Large carnivorous sharks like the sand tiger and the mako are also ovoviviparous, but in the womb the babies cannibalize their siblings, leaving just the winners of the survival game alive to be born.

The great white shark rears some five to 10 young, which develop in the womb without eating each other until they reach a length of 1.2-1.3m and a weight of 30kg before live birth.

"By the time they are born, they really have no enemies in the sea," Sato explained. The only fish that can eat the young sharks are larger sharks.

Fish born small are easy prey for other fish. That is why most fish adopt a shotgun strategy, laying massive numbers of eggs that hatch into vast clouds of fry. With this approach, some progeny will survive even if most become dinner. The great white shark has the opposite strategy -- it produces just a few eggs, and treats them with the utmost care, raising them internally for a prolonged period of time.

Researchers have captured video of great whites attacking even young seals, which are fatty, highly nutritious creatures. Great whites have also been observed eating large fish.
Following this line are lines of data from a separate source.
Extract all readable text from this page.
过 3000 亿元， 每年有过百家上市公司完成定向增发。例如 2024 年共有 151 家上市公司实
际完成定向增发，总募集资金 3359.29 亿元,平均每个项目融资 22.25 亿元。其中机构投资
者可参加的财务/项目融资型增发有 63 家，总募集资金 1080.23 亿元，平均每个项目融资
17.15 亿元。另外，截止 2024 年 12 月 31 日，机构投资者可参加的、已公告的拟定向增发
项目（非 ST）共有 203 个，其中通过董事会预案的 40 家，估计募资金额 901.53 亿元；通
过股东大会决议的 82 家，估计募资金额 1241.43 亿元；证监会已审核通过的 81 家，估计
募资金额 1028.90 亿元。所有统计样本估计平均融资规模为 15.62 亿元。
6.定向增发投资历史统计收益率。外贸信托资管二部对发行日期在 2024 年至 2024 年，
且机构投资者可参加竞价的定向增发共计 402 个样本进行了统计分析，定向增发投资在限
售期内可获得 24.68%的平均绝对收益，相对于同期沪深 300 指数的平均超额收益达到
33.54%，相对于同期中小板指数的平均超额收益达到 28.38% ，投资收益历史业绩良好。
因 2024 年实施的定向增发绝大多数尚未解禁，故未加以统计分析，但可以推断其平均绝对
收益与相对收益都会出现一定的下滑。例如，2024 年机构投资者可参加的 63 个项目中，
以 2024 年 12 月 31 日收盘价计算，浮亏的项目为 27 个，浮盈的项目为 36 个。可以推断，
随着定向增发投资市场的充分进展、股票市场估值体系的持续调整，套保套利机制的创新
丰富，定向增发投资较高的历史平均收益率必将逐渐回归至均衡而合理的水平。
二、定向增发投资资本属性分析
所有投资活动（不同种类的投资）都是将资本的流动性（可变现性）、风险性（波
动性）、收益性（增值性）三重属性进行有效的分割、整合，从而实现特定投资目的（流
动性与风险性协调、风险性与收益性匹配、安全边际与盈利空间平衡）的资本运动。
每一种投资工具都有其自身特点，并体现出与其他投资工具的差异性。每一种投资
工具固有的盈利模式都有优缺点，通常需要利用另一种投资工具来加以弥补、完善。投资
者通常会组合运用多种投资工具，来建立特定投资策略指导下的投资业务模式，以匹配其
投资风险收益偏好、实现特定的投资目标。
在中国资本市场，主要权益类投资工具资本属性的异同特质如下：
In the waters off Japan, sharks appear to dine on large numbers of squid. "There are many giant squid, and they are rich in nutrients," noted Sato.

HETEROTHERMIC POIKILOTHERMS Scientists have also been learning more about the migratory patterns of the great white shark by attaching tiny cameras and sensors to the fish and studying their movements.

For the past two years, Yuuki Watanabe of the National Institute of Polar Research has been tracking the movements of seven great whites.

Sharks are poikilotherms, meaning they are "cold-blooded" animals whose internal body temperature varies widely. But great whites are unique in that they are also heterothermic, maintaining an internal body temperature that is around 5-15 degrees warmer than the surrounding water.

The warmer temperature enables the muscles to contract more quickly, giving the great white the ability to swim faster.

Recordings from sensors suggest that the sharks swim at an average speed of 7kph and can reach maximum speeds of 30kph. In comparison, fish usually swim at 1-2kph.

Because great white sharks can swim so fast, they can migrate over long distances. "That is useful because it gives them the ability to travel to where the food is during any given season," Watanabe noted.

Great white shark numbers have dwindled as they fall victim to habitat decline, official eradication efforts, sport fishing and policies adopted to prevent attacks on beach-goers.

To save these magnificent animals, the species was put under the protection of the Convention on International Trade in Endangered Species of Wild Fauna and Flora (CITES), also known as the Washington Convention, in the 1990s. Little by little, the apex predator is making a comeback.